EMA#

class dmme.callbacks.EMA(decay: float, validate_original_weights: bool = False, every_n_steps: int = 1, cpu_offload: bool = False)[source]#

Implements Exponential Moving Averaging (EMA). When training a model, this callback will maintain moving averages of the trained parameters. Code from https://github.com/NVIDIA/NeMo/blob/main/nemo/collections/common/callbacks/ema.py

When evaluating, we use the moving averages copy of the trained parameters. When saving, we save an additional set of parameters with the prefix ema. :param decay: The exponential decay used when calculating the moving average. Has to be between 0-1. :param validate_original_weights: Validate the original weights, as apposed to the EMA weights. :param every_n_steps: Apply EMA every N steps. :param cpu_offload: Offload weights to CPU.

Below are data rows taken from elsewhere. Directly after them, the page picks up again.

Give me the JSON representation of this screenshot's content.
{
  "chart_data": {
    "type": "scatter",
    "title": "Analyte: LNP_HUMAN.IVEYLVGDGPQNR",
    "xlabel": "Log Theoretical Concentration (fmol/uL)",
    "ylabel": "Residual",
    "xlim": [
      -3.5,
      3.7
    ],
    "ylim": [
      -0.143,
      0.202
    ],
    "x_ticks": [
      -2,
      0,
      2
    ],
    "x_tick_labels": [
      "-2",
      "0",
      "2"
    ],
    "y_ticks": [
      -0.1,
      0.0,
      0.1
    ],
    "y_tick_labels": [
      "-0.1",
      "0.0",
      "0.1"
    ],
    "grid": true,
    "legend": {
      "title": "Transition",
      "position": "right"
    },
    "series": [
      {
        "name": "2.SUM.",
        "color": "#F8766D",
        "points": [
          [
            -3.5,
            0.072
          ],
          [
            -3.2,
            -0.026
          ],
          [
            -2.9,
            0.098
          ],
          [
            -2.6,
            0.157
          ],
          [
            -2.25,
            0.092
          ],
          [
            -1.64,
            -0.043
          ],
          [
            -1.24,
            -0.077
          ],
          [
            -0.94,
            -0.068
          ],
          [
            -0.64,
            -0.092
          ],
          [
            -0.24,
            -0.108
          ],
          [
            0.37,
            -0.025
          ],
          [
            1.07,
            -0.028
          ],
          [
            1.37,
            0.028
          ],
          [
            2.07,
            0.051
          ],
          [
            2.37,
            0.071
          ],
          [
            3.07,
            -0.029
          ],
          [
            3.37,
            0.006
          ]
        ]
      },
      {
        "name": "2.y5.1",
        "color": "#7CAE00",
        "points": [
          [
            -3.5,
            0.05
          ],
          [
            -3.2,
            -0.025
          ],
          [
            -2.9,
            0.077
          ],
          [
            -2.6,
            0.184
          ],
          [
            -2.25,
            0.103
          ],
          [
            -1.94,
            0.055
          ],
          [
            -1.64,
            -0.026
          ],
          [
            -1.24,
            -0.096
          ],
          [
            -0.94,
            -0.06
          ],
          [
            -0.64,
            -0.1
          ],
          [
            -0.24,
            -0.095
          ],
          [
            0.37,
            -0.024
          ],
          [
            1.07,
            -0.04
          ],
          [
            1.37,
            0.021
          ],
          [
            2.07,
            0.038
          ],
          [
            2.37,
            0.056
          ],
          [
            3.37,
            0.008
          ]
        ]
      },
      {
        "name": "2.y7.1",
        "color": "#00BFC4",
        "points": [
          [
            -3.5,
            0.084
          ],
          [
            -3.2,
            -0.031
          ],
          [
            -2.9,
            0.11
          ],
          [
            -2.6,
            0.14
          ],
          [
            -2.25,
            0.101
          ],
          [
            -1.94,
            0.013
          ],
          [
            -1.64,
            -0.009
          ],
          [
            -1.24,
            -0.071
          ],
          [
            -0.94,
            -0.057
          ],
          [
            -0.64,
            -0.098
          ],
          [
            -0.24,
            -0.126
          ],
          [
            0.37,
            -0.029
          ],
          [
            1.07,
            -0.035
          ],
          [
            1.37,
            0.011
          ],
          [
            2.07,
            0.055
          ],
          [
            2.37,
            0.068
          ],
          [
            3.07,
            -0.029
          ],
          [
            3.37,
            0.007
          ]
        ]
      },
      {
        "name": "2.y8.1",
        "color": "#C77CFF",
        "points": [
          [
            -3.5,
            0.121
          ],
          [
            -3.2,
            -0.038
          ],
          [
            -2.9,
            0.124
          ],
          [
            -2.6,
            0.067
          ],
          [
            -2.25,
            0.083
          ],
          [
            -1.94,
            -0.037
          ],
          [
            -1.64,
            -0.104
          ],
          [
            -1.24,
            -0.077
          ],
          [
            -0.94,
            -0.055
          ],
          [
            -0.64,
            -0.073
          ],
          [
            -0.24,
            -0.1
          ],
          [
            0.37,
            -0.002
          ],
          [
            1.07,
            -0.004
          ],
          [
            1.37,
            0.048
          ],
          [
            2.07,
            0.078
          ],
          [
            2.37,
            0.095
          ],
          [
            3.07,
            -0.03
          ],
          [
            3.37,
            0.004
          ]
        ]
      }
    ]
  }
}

on_fit_start(trainer: Trainer, pl_module: LightningModule) None[source]#

Called when fit begins.

on_validation_start(trainer: Trainer, pl_module: LightningModule) None[source]#

Called when the validation loop begins.

on_validation_end(trainer: Trainer, pl_module: LightningModule) None[source]#

Called when the validation loop ends.

on_test_start(trainer: Trainer, pl_module: LightningModule) None[source]#

Called when the test begins.

on_test_end(trainer: Trainer, pl_module: LightningModule) None[source]#

Called when the test ends.

save_ema_model(trainer: Trainer)[source]#

Saves an EMA copy of the model + EMA optimizer states for resume.

on_load_checkpoint(trainer: Trainer, pl_module: LightningModule, checkpoint: Dict[str, Any]) None[source]#

Called when loading a model checkpoint, use to reload state.

Parameters:
  • trainer – the current Trainer instance.

  • pl_module – the current LightningModule instance.

  • checkpoint – the full checkpoint dictionary that got loaded by the Trainer.